Google’s commercial imagines Jefferson, Franklin and Adams using Workspace and Gemini to write the Declaration of Independence.

Felix Aranda

By Felix Aranda / Silicon Editor

Google Workspace ad drafts the Declaration with Gemini
img: The Verge

Google is using the Declaration of Independence to sell collaborative software, because apparently the AI pitch deck has reached powdered-wig territory.

A commercial for Google Workspace casts the American founders as if they were wrangling a shared document in 1776. The conceit is straightforward: Thomas Jefferson, Benjamin Franklin and John Adams get access to Google Docs, Meet and Gemini while drafting the Declaration of Independence.

According to Google’s video, the ad starts with the line, “Group project, but make it 1776.” From there, Franklin messages Jefferson about the draft. Jefferson photographs handwritten text, then uses AI to turn it into a Google Doc. Franklin and Adams join the file and propose changes using suggestion mode.

The spot then pushes more of Google’s current work stack. Gemini finds a time for the group to meet, records notes during a Google Meet call and advises on the document workflow. The ad also shows Nano Banana generating a proposed United States seal with a turkey, rather than the eagle that became the national emblem.

The final gag has the founders ask Gemini whether King George III should receive editing permission on the Declaration. That is the sort of joke only a cloud permissions screen could love.

The ad turns political writing into a SaaS demo

The mechanics are familiar to anyone who has been trapped in a shared document: photo-to-text capture, collaborative edits, calendar scheduling, meeting notes and access control. Google’s pitch is that Workspace plus Gemini can smooth the friction out of group writing. The ad’s historical packaging argues, through comedy, that even one of the country’s best-known political documents would have benefited from the company’s tools.

That framing drew criticism from tech and history observers. The Verge’s Terrence O’Brien described the commercial as irritating and questioned the premise of using AI as a helper for founding-era politics. TechCrunch also covered the ad, linking it to Google’s broader effort to market AI features through Workspace.

CUNY history professor Angus Johnston criticized the premise in a Bluesky post quoted by The Verge. “Even in a corny fantasy joke, it’s impossible to make the case that AI is a useful tool for political organizing, writing, or human collaboration,” Johnston wrote.

The commercial does not claim that Gemini wrote the Declaration, at least in the sequence described by Google’s video and The Verge. It presents the AI system as a transcription, scheduling, note-taking and advice layer around the drafting process. That distinction matters, though it may not rescue the ad from the larger weirdness of turning revolutionary political work into a workplace productivity skit.

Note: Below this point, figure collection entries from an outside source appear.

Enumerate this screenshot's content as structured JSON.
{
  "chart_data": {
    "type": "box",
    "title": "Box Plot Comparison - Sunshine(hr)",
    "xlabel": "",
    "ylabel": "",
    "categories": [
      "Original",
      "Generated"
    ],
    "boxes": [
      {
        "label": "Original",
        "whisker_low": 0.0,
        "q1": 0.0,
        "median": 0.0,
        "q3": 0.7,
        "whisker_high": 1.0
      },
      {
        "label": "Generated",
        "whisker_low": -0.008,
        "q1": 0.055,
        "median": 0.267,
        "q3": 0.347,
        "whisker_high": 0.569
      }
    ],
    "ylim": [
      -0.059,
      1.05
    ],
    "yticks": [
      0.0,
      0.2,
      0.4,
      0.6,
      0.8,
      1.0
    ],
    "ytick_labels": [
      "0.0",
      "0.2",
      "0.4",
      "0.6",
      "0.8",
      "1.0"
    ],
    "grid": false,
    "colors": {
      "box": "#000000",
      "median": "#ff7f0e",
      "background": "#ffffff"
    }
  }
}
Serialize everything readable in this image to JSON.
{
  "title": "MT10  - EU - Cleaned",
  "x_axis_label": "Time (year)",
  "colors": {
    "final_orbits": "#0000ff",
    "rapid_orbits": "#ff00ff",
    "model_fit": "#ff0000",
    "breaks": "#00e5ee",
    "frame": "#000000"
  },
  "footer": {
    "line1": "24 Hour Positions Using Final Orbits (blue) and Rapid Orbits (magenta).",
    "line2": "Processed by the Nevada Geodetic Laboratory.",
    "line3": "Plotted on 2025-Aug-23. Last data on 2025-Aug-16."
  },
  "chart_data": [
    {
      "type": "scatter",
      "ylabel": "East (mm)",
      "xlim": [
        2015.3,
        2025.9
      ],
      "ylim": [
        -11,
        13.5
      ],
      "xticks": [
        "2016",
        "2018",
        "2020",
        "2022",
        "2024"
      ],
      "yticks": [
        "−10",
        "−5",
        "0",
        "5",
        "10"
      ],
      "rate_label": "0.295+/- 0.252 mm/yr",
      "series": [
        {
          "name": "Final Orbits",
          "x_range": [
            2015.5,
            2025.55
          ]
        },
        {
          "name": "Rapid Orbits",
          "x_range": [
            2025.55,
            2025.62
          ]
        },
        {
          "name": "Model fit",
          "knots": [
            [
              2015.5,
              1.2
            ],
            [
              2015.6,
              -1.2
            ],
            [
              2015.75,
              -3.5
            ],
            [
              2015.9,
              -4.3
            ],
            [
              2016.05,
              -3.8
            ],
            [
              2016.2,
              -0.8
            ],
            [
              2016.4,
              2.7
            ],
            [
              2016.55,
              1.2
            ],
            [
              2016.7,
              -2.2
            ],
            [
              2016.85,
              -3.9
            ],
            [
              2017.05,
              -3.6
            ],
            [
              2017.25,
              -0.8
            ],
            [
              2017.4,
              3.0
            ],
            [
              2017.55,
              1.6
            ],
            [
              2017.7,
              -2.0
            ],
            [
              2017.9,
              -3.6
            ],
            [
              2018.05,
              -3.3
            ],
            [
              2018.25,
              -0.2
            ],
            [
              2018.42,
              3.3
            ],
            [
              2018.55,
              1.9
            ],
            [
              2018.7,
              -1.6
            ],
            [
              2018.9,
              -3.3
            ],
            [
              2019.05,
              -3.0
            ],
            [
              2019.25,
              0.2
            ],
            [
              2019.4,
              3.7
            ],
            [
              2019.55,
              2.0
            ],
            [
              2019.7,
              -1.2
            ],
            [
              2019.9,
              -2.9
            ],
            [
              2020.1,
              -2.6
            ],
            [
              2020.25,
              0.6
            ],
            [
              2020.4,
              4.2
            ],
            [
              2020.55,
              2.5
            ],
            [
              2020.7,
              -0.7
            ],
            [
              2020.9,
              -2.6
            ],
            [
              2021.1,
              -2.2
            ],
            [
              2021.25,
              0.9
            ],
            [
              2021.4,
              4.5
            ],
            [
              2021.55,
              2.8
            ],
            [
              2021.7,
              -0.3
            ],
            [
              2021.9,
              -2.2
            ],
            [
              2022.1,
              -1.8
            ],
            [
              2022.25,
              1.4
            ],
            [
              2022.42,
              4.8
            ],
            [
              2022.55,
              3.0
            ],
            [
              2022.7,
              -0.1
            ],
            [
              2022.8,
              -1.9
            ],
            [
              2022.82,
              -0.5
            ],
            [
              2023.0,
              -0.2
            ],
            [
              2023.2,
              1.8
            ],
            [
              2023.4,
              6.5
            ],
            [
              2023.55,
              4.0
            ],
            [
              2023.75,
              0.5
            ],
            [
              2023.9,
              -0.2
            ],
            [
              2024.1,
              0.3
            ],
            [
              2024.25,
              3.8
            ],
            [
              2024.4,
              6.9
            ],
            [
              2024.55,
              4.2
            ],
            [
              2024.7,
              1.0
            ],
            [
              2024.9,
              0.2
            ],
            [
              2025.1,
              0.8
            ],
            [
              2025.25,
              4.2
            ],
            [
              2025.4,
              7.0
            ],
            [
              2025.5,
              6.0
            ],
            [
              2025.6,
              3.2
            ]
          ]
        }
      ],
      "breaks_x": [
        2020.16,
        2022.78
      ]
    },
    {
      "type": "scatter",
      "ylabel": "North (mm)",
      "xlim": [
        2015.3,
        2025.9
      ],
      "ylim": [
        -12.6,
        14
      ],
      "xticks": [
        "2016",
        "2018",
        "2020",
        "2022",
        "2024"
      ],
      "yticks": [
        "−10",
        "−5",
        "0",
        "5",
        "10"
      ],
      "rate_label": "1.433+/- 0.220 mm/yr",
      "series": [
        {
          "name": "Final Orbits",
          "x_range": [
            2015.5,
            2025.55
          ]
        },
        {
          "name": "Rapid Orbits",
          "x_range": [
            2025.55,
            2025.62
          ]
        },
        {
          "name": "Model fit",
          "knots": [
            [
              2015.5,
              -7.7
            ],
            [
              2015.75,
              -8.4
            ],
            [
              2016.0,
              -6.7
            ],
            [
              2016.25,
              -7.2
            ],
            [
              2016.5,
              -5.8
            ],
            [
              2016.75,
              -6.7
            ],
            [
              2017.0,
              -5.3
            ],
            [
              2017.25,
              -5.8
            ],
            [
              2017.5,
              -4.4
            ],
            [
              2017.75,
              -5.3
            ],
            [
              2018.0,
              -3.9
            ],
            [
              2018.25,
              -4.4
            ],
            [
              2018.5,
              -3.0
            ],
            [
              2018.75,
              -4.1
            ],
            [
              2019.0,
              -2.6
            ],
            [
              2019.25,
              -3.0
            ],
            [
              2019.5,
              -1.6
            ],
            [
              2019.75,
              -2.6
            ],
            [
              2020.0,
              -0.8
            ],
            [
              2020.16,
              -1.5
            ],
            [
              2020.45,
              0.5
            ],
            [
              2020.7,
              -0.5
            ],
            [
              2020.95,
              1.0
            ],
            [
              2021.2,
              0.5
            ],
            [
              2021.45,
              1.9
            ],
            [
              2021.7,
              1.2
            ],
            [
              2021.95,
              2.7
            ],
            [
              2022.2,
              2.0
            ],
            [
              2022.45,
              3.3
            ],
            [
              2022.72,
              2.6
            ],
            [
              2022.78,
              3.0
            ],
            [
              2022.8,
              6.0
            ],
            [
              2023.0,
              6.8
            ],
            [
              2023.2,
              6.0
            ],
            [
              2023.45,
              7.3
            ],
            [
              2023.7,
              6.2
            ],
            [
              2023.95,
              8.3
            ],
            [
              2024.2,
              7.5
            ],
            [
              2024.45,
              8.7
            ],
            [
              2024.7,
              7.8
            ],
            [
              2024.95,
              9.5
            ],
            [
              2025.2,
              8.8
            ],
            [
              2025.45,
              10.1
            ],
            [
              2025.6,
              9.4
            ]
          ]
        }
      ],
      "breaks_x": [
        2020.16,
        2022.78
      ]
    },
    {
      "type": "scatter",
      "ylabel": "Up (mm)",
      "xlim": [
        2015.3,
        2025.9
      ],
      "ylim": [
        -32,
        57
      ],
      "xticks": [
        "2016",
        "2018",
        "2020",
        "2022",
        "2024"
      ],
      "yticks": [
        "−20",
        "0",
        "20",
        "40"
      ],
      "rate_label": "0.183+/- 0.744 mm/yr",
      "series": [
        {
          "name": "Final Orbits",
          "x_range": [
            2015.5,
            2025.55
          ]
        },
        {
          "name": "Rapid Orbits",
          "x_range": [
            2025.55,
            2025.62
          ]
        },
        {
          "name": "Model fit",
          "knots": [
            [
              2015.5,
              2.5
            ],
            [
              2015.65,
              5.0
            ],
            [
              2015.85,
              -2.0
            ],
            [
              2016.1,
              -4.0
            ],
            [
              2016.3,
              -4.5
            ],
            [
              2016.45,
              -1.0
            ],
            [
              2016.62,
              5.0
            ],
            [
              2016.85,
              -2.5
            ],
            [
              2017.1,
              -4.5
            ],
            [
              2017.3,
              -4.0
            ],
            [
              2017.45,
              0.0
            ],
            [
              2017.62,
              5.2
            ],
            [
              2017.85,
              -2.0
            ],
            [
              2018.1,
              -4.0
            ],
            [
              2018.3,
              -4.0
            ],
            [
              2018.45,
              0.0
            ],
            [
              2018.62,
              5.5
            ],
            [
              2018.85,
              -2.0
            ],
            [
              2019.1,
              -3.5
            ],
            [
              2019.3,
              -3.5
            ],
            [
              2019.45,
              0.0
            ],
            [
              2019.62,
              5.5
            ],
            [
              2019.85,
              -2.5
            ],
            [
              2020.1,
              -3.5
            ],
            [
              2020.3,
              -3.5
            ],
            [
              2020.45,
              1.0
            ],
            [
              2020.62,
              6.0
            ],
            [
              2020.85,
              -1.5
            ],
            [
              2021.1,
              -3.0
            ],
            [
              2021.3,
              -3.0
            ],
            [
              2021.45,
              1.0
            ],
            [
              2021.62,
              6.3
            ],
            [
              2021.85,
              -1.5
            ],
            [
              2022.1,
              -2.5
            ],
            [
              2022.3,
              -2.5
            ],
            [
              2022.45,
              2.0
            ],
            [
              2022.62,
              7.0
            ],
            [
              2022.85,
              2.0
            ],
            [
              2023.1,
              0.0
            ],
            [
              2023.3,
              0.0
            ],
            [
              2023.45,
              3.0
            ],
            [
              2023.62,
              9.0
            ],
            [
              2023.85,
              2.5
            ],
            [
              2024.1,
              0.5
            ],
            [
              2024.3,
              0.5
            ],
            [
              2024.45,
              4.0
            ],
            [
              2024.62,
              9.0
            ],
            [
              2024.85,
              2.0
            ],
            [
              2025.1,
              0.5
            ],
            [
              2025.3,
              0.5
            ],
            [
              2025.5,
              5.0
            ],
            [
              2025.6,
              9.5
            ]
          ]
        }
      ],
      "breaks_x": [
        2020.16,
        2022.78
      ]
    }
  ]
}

Google’s immediate point is mundane: Workspace is where teams draft, comment, meet and manage permissions, now with Gemini plugged into the plumbing. The cultural bet is less mundane. The company is asking viewers to accept generative AI as a natural participant in writing and organizing. For critics, the 1776 costume only makes that ask more grating.

This story draws on original reporting from The Verge.